If we assume the economy is functioning as per plan beyond this period, then the economic growth is expected to be 1.63 percent in the current fiscal year 2019-2020. Thus, our estimate is quite close to the estimations provided by various other organisations, such as the World Bank and Economic Intelligence Unit.
If we calculate the GDP of the first 16 days after the shutdown, we still observe that a significant share of economic activity is missing. The production and demand for electricity are still lagging. Our estimates show that every day we are losing around Tk11.08 billion in terms of nominal GDP and if this trend continues, our real GDP growth will cut down further to 0.71 percent for this current fiscal year.
These estimates show that we need to think more about the decision of opening up the economic activities as there are other costs due to Covid-19 positive cases in addition to the inevitable economic losses. Our hospital system is grossly underprepared and oversaturated with the Covid-19 patients at present.
However, successful case studies exist around the world; many countries were able to contain the virus and manage the cases within about three months after an effective shutdown was imposed, including in many developing countries with similar GDP per capita as ours. We also need to think about longer-term implications- if we can't control the outbreak, the economy will not recover, and both exports and domestic demand will suffer.
Analysing data of Bangladesh's GDP we have found that feeding 50 million of the poorest for the next six to twelve months is possible using our existing resources.

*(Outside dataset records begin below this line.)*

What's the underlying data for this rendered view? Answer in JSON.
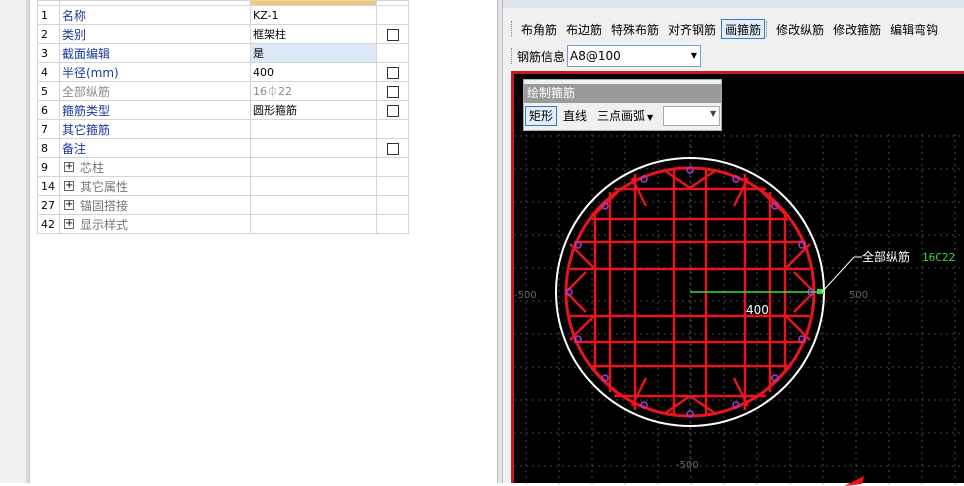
{
  "properties": {
    "rows": [
      {
        "num": "1",
        "name": "名称",
        "value": "KZ-1",
        "checkbox": false
      },
      {
        "num": "2",
        "name": "类别",
        "value": "框架柱",
        "checkbox": true
      },
      {
        "num": "3",
        "name": "截面编辑",
        "value": "是",
        "checkbox": false
      },
      {
        "num": "4",
        "name": "半径(mm)",
        "value": "400",
        "checkbox": true
      },
      {
        "num": "5",
        "name": "全部纵筋",
        "value": "16⏀22",
        "checkbox": true
      },
      {
        "num": "6",
        "name": "箍筋类型",
        "value": "圆形箍筋",
        "checkbox": true
      },
      {
        "num": "7",
        "name": "其它箍筋",
        "value": "",
        "checkbox": false
      },
      {
        "num": "8",
        "name": "备注",
        "value": "",
        "checkbox": true
      }
    ],
    "groups": [
      {
        "num": "9",
        "name": "芯柱"
      },
      {
        "num": "14",
        "name": "其它属性"
      },
      {
        "num": "27",
        "name": "锚固搭接"
      },
      {
        "num": "42",
        "name": "显示样式"
      }
    ]
  },
  "toolbar": {
    "buttons": [
      "布角筋",
      "布边筋",
      "特殊布筋",
      "对齐钢筋",
      "画箍筋",
      "修改纵筋",
      "修改箍筋",
      "编辑弯钩"
    ],
    "active": "画箍筋",
    "rebar_info_label": "钢筋信息",
    "rebar_info_value": "A8@100"
  },
  "draw_panel": {
    "title": "绘制箍筋",
    "buttons": [
      "矩形",
      "直线",
      "三点画弧"
    ],
    "active": "矩形"
  },
  "canvas": {
    "dimension_label": "400",
    "annotation_label": "全部纵筋",
    "annotation_value": "16C22",
    "axis_left": "-500",
    "axis_right": "500",
    "axis_bottom": "-500",
    "colors": {
      "stirrup": "#e8141e",
      "outline": "#ffffff",
      "annotation": "#3cdc3c",
      "grid": "#5a5a5a",
      "bar": "#a040d0",
      "background": "#000000"
    }
  }
}
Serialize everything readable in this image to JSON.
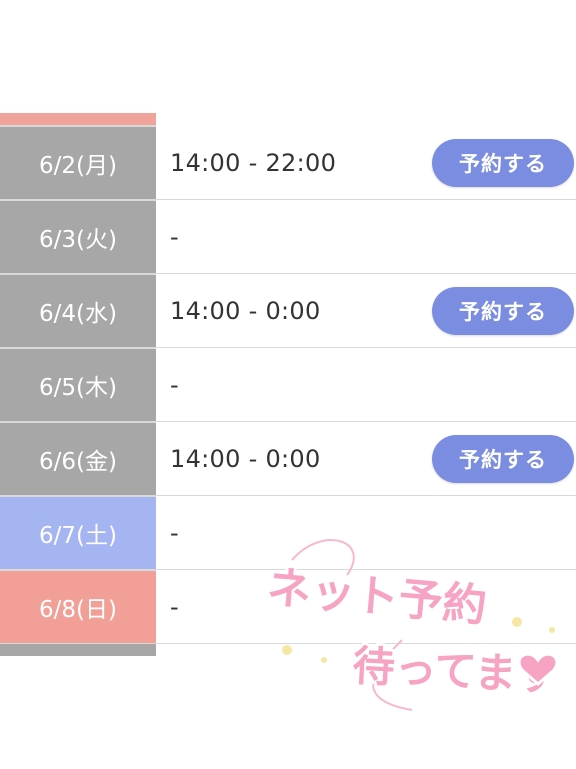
{
  "schedule": {
    "rows": [
      {
        "date": "6/2(月)",
        "time": "14:00 - 22:00",
        "button": "予約する",
        "kind": "weekday"
      },
      {
        "date": "6/3(火)",
        "time": "-",
        "button": null,
        "kind": "weekday"
      },
      {
        "date": "6/4(水)",
        "time": "14:00 - 0:00",
        "button": "予約する",
        "kind": "weekday"
      },
      {
        "date": "6/5(木)",
        "time": "-",
        "button": null,
        "kind": "weekday"
      },
      {
        "date": "6/6(金)",
        "time": "14:00 - 0:00",
        "button": "予約する",
        "kind": "weekday"
      },
      {
        "date": "6/7(土)",
        "time": "-",
        "button": null,
        "kind": "sat"
      },
      {
        "date": "6/8(日)",
        "time": "-",
        "button": null,
        "kind": "sun"
      }
    ]
  },
  "sticker": {
    "line1": "ネット予約",
    "line2": "待ってます"
  },
  "colors": {
    "weekday": "#a7a7a7",
    "saturday": "#a4b5f1",
    "sunday": "#f2a097",
    "button": "#7b8de0",
    "sticker_pink": "#f6a3c4"
  }
}
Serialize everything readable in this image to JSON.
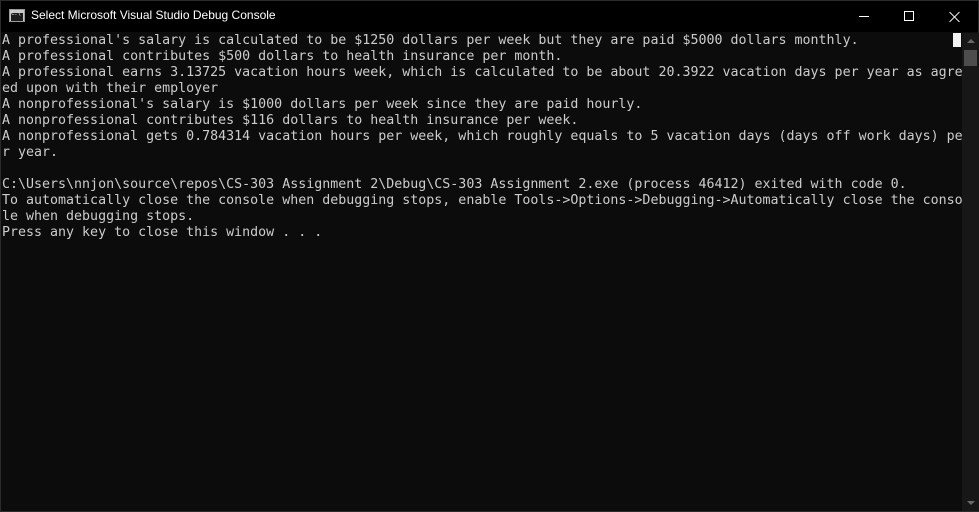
{
  "window": {
    "title": "Select Microsoft Visual Studio Debug Console",
    "icon": "console-app-icon",
    "icon_glyph": "C:\\"
  },
  "controls": {
    "minimize_icon": "minimize-icon",
    "maximize_icon": "maximize-icon",
    "close_icon": "close-icon"
  },
  "console": {
    "lines": [
      "A professional's salary is calculated to be $1250 dollars per week but they are paid $5000 dollars monthly.",
      "A professional contributes $500 dollars to health insurance per month.",
      "A professional earns 3.13725 vacation hours week, which is calculated to be about 20.3922 vacation days per year as agre",
      "ed upon with their employer",
      "A nonprofessional's salary is $1000 dollars per week since they are paid hourly.",
      "A nonprofessional contributes $116 dollars to health insurance per week.",
      "A nonprofessional gets 0.784314 vacation hours per week, which roughly equals to 5 vacation days (days off work days) pe",
      "r year.",
      "",
      "C:\\Users\\nnjon\\source\\repos\\CS-303 Assignment 2\\Debug\\CS-303 Assignment 2.exe (process 46412) exited with code 0.",
      "To automatically close the console when debugging stops, enable Tools->Options->Debugging->Automatically close the conso",
      "le when debugging stops.",
      "Press any key to close this window . . ."
    ]
  },
  "colors": {
    "background": "#0c0c0c",
    "text": "#cccccc",
    "titlebar": "#000000"
  }
}
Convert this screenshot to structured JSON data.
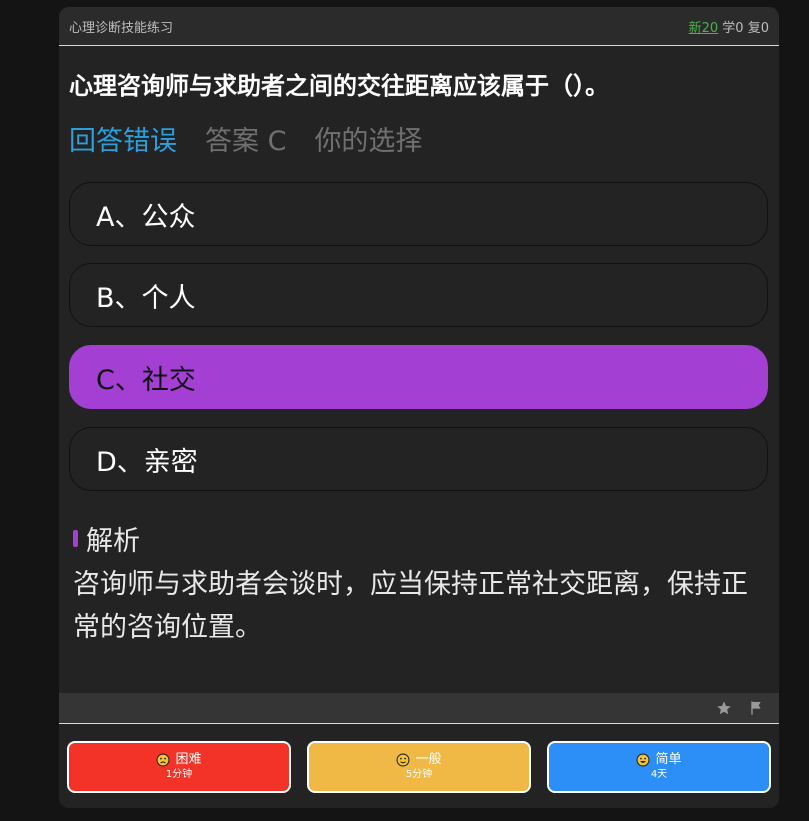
{
  "header": {
    "deck_title": "心理诊断技能练习",
    "new_count": "新20",
    "learn_count": "学0",
    "review_count": "复0"
  },
  "question": {
    "text": "心理咨询师与求助者之间的交往距离应该属于（）。"
  },
  "status": {
    "result": "回答错误",
    "answer": "答案 C",
    "your_choice": "你的选择"
  },
  "options": [
    {
      "label": "A、公众",
      "selected": false
    },
    {
      "label": "B、个人",
      "selected": false
    },
    {
      "label": "C、社交",
      "selected": true
    },
    {
      "label": "D、亲密",
      "selected": false
    }
  ],
  "explanation": {
    "title": "解析",
    "text": "咨询师与求助者会谈时，应当保持正常社交距离，保持正常的咨询位置。"
  },
  "toolbar": {
    "icons": [
      "star-icon",
      "flag-icon"
    ]
  },
  "rating": [
    {
      "label": "困难",
      "interval": "1分钟",
      "color": "#f33327",
      "icon": "frown-face-icon"
    },
    {
      "label": "一般",
      "interval": "5分钟",
      "color": "#f0b845",
      "icon": "neutral-face-icon"
    },
    {
      "label": "简单",
      "interval": "4天",
      "color": "#2b8ff7",
      "icon": "smile-face-icon"
    }
  ],
  "colors": {
    "accent": "#a43fd4",
    "result_blue": "#2b9fdc",
    "new_green": "#49b349"
  }
}
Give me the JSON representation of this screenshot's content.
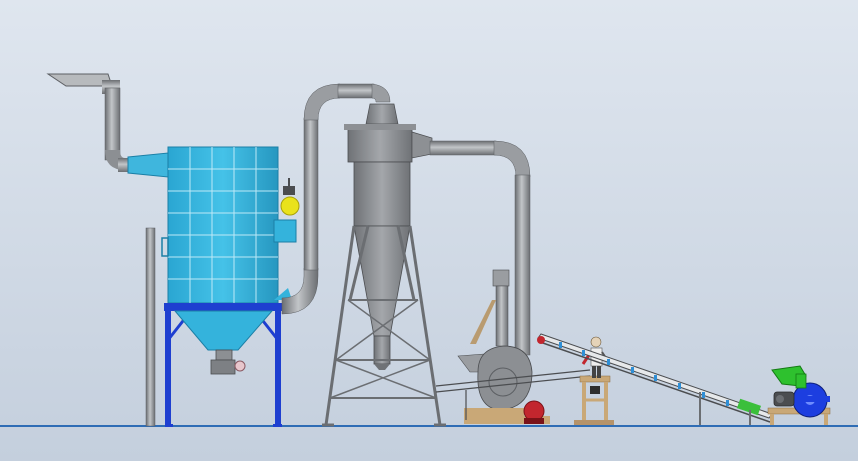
{
  "scene": {
    "kind": "cad-assembly-side-view",
    "components": [
      "exhaust-duct",
      "bag-filter-dust-collector",
      "filter-support-frame",
      "collector-hopper",
      "rotary-airlock",
      "explosion-vent",
      "standalone-post",
      "connecting-duct",
      "cyclone-separator",
      "cyclone-support-tower",
      "cyclone-outlet-duct",
      "centrifugal-fan",
      "fan-motor",
      "operator-figure",
      "operator-platform",
      "belt-conveyor",
      "hammer-mill",
      "mill-motor",
      "mill-feed-hopper"
    ]
  },
  "colors": {
    "background_top": "#dfe6ef",
    "background_bottom": "#c4cfdd",
    "ground_line": "#2f6db5",
    "steel": "#8c8f93",
    "steel_light": "#b9bcc0",
    "steel_dark": "#5c5f63",
    "filter_body": "#34b3dc",
    "filter_grid": "#bde9f7",
    "frame_blue": "#1e3fd0",
    "yellow_vent": "#e9e21b",
    "fan_motor_red": "#c2262e",
    "mill_blue": "#1c3ee0",
    "mill_green": "#2ec12e",
    "wood": "#c9a877"
  }
}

Voluntary contributions from affluent households to their poor people are also commonly evident during the crisis, and we could mobilise more with contribution from the relatively well-off people. Our economic performance in the recent past should give us enough courage to make a bold step to provide generous transfers for the poor. Overall, we have the resources and capacities which we need to manage efficiently and fairly. We could improve our management in dealing with both economic and health crises. We can then come out stronger, both health and economy-wise.
Asad Islam is Professor, Economics Department, Monash University, Australia and Hashibul Hassan is Assistant Professor, Department of Finance, Jagannath University, Dhaka.